Одной рукой хватаюсь за лоб, другой придерживаю руку Марленыча.
– Ну, прости, прости, старик. Не в то горло пошло, бывает. Не обижайся. Вот штука – выпей за примирение.
– Я не пью, – поджав губы, буркает Марленыч, но купюру принимает.
– А я и говорю, – говорит Линьков неуверенно, – что и сказать-то нечего. Время такое – злое, нервное. В нашем городе есть что-то мусульманское. Много праздношатающихся мужчин. Это очень опасно, нервирует. И вообще, Глеб, тебе бы на отдых куда-нибудь – к морю, например, поехать. Можешь себе позволить. Правда, Кристи?
– Ты его хотя бы на пляж вытащи, – всхлипывает Кристина.
– Что вы все меня к морю гоните? – говорю я, закрываю глаза и перестаю их слушать…
Эти губы, ноги с тонкими коленями, это умение поправлять волосы, элегантно и непринужденно, этот легкий, звенящий смех, внезапная задумчивость посреди разговора, посреди прогулки или ужина, этот извиняющийся, почти детский взгляд, указательный и большой пальцы прижаты к зубам, вьющийся локон, падающий на лицо, истома в осанке, это отсутствие, хоть и рядом… Я не помню ничего. Ничего больше не помню…
– А и то, – шепчет Кристина, – давай к морю?
– После проститутки возвращаешься в семью, как с помойки, – говорит Барбузов с набитым ртом – он всегда так ест: все, что в тарелке, – сразу в рот, за обе щеки.

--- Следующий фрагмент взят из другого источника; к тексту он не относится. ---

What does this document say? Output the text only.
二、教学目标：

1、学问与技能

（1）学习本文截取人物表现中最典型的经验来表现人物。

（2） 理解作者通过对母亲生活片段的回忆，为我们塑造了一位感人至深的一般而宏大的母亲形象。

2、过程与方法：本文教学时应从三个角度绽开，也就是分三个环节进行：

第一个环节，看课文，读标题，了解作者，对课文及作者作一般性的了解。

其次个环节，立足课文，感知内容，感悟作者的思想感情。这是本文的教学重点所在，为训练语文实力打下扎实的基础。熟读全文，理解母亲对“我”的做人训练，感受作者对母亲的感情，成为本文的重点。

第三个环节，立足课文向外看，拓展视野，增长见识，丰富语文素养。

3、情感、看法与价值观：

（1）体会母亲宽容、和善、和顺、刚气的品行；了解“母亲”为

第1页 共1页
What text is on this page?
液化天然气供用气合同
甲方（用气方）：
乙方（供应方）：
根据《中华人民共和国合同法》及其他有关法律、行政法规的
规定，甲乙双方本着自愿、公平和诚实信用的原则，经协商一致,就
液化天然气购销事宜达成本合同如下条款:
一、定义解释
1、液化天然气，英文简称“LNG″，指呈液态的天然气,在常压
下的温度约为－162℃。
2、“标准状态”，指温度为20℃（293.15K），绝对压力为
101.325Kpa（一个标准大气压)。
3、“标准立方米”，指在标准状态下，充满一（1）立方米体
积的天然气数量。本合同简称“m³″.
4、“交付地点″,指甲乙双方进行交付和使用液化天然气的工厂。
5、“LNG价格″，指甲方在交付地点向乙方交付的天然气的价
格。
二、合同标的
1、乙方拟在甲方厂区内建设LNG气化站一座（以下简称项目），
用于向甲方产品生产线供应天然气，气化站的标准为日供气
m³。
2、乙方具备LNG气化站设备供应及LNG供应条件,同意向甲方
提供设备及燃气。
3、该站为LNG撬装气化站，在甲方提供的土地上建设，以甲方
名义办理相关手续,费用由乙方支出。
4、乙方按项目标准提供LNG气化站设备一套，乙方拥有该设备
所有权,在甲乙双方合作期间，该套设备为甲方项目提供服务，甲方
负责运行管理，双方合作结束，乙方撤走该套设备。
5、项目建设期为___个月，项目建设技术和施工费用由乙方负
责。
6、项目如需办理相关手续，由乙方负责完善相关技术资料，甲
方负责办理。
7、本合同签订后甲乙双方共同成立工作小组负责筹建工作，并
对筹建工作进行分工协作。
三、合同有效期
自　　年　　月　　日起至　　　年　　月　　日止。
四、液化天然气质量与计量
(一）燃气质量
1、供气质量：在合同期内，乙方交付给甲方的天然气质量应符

– У тебя есть семья? – удивляется Линьков. – Вот не подумал бы.
– Это еще почему?
– Потому что жрешь, как будто в детстве не доел.
– Так оно и есть, – надувается Барбузов и поясняет свою позицию: – Просто не люблю изменять жене. А в наше время это стало как-то так ну совсем просто.
– И так соблазнительно, – смеется Линьков. – Особенно для настоящего художника, если он не маляр. Для художника измена – потребность, вещь философская, обставленная шиком творческого озарения, не так ли, Барбузов?
– Быть может, быть может…
– Если изменил мужик – это плевок из дома, а если баба – плевок в дом, – изрекает, появляясь в дверях, Кизюк. – А там, – он показывает в глубь бара, – никого нет, кроме Скваронского. Тоска.
Кизюк совершенно пьян. В руке у него кружка с пивом, которым он поливает пол, не замечая этого. Назар хлопотливо подсаживает его за стол.
А вот и Кирилл, откуда ни возьмись, в белых джинсах, в распахнутой на бабьей груди пестрой рубахе, обтягивающей дебелую полноту в пояснице, в дурацкой панаме, мой братец. Я молча вынимаю кошелек и отсчитываю ему обещанные купюры, которые он принимает так же молча, как из бывшей когда-то в прошлой жизни кассы взаимопомощи.
Из бара выходит Марленыч, говорит: «Что будем пи-и…», ступает в лужу пива, созданную Кизюком, делает хрусткий, поясничный пируэт и, размахнувшись подносом, садится в нее, обрушив металлический поднос на бильярдную голову Барбузова, который от удара выплевывает полупережеванное блюдо в смеющегося Линькова. Тот вместе со стулом инстинктивно валится назад, в объятия Кирилла, цепляет его за шею, мгновение висит так, в позе кота, вцепившегося в занавеску, пока Кирилл не стряхивает его, но и сам, не удержавшись, валится на него сверху. Назар с воем кидается поднимать Марленыча, который плачет нервными слезами.